I had originally wanted to go up to The Patio at around 4:30 PM and get a Beyond Burger for Dinner (they stay open until 5 PM) but I checked out the menu in the Discoveries Dining Room and saw they had something called Eggplant Parmigiana Cannelloni along with and Iceberg Lettuce Wedge with Blue Cheese Dressing.  I changed plans and went to the Discoveries Bar to wait for dinner. While there I ordered an Apricot Sour.  The bartender seemed unfamiliar with this drink and had to go in the back room to get the apricot liquor.  The drink was smallish but good – I could barely taste any alcohol.

I got in line and asked for Table 11, which is against the front wall and where we usually sit.  There are a bunch of tables for two in that section.  I sat down and checked out the menu when the waiter told me that the woman behind me wanted to talk to me.  The woman, I think her name was Phyllis, asked if I was alone and would I like to join her (she was alone as well).  I said thanks but I was going to eat fast and she said that was OK as she was going to do that too.  Before I could say anything the waiter moved my water to a table for two by the window and we were now eating together.  She did most of the talking – she was from Florida by way of Texas and a lot of other places.  She was a model and then an Admin for Ross Perot.  She was widowed recently and was traveling with friends but tonight she was dining alone.  She had attended my first talk (came in late, she said because of a beauty appointment).  She had tired of Prime C and Aqualina and wanted to give the dining room a shot.

A Welsh couple was seated at the table next to us and the four of us chatted through dinner.  Again, Phyllis, did most of the talking. 

My Eggplant was a total bust – I guess they had lots of Cannelloni shells left over from Italian Night and decided to shove some eggplant (I barely detected any) into those shells. The spaghetti pesto on the plate was good and that was what I ate. The lettuce wedge was not a wedge and the salad was not great. What was good was the Cream of Ratatouille Soup, a kind of very fancy cream of vegetable soup.  Dessert was phyllo dough stuffed with chocolate – so hard I couldn’t cut it with a fork and they had taken away my knife.  I should have stayed with my Beyond Burger strategy.

 Phyllis was pleasant and it was a most interesting dinner, a new experience for me.  

Tonight was the Azamazing Evening – featuring the Rhythms of the Caribbean with local Calypso legends performing - and because of the long range threat of rain, the event was moved to the Cabaret Lounge.  I had missed the 6:15 PM Show and really wasn’t excited about going to the 8:15 PM show – it was about 8:00 PM now.  The best part of the Evening was usually the fireworks but because of the rain, there were no pyrotechnics tonight.

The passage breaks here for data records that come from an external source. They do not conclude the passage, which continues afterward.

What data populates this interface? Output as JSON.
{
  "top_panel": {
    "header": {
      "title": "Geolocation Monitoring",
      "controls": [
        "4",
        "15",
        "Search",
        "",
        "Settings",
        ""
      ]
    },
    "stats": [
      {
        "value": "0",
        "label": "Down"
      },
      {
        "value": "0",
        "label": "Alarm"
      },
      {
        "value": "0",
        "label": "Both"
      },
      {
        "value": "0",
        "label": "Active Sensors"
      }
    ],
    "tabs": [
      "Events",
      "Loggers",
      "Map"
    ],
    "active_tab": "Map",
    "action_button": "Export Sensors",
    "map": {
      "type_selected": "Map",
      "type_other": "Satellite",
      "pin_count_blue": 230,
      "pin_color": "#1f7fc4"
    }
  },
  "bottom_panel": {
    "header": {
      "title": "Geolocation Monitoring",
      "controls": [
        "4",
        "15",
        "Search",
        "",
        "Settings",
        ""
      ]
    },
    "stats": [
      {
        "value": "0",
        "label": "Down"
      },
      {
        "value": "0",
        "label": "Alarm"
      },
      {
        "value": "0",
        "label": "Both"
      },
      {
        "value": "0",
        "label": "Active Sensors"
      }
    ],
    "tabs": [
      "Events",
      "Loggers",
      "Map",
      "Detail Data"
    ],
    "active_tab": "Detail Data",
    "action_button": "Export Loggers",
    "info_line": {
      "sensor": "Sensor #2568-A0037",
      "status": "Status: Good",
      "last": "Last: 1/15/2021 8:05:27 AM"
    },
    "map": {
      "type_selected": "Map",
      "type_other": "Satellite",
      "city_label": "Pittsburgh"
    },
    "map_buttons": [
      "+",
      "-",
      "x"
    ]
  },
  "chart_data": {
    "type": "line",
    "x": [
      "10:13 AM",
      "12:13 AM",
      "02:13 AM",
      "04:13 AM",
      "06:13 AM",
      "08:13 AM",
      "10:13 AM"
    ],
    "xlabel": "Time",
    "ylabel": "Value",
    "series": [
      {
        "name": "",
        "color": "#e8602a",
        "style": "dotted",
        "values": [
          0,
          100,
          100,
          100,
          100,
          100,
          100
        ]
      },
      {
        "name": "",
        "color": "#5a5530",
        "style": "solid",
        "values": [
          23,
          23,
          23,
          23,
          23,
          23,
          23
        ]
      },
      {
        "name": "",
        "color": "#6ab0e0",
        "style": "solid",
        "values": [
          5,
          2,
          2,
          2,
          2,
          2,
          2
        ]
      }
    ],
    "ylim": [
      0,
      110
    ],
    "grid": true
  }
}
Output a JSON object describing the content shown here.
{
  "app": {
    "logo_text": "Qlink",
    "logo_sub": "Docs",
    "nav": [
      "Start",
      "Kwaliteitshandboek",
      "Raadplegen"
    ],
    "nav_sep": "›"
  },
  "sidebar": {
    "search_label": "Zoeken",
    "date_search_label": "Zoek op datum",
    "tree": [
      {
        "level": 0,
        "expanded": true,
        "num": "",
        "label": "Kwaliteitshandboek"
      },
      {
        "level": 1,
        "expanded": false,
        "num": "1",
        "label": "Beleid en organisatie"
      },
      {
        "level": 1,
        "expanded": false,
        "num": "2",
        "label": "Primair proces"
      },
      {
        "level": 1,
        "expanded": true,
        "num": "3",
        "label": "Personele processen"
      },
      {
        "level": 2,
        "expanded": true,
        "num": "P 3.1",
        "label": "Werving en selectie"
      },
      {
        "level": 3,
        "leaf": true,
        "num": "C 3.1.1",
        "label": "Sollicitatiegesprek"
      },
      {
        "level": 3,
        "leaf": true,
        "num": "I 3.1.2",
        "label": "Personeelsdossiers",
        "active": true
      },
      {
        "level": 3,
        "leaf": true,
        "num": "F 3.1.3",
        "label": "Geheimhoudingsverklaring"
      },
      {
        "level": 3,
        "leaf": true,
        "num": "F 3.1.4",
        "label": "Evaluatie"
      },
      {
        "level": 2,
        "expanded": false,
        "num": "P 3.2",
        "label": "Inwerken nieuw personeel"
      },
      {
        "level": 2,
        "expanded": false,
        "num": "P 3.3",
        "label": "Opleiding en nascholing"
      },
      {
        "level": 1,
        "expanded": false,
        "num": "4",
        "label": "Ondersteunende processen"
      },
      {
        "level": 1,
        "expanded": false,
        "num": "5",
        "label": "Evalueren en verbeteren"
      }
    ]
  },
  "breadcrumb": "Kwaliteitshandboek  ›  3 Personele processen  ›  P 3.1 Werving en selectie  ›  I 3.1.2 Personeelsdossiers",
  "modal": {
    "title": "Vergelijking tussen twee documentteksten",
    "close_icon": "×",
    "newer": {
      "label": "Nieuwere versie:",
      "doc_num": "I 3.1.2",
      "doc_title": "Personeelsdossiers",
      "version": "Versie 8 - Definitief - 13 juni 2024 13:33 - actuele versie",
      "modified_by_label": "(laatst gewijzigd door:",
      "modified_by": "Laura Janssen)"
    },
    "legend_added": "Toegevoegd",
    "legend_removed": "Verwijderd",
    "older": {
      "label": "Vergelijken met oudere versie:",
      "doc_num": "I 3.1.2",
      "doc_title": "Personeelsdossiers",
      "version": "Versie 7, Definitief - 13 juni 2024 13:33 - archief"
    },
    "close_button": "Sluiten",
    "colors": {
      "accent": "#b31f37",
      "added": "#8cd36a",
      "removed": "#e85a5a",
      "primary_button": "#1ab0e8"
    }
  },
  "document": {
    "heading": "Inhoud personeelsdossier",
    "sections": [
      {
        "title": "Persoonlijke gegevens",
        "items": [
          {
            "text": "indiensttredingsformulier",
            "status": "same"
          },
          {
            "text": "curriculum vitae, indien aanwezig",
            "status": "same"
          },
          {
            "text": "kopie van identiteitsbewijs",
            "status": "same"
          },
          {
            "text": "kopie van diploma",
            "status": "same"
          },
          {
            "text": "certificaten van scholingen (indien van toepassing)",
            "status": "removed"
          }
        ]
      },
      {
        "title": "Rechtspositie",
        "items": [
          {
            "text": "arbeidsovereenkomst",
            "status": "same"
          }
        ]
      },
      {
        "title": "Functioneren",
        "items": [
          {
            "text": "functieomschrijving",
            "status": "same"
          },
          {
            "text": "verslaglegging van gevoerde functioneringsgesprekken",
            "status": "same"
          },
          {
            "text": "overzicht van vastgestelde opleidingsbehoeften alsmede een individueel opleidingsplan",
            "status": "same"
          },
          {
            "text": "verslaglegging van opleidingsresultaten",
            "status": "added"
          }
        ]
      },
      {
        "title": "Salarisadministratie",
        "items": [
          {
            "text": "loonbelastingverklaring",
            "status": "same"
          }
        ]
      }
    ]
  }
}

Instead I went out on Deck 5 and even though the chairs had been collected and roped off, I spent a little while out there.  The Lady Moura was all lit up and looked like a few million bucks even in the dark.

And then it was the room for the night.

It turned out that I missed Darren doing a set in The Den (Azamara doesn’t have an app so you have to carry around the Insider).  We’ll catch his show on the next cruise.

The ship was scheduled to depart at 10 PM so I waited until Onward was well on her way to call it a day.

Lights out at 10:45 PM.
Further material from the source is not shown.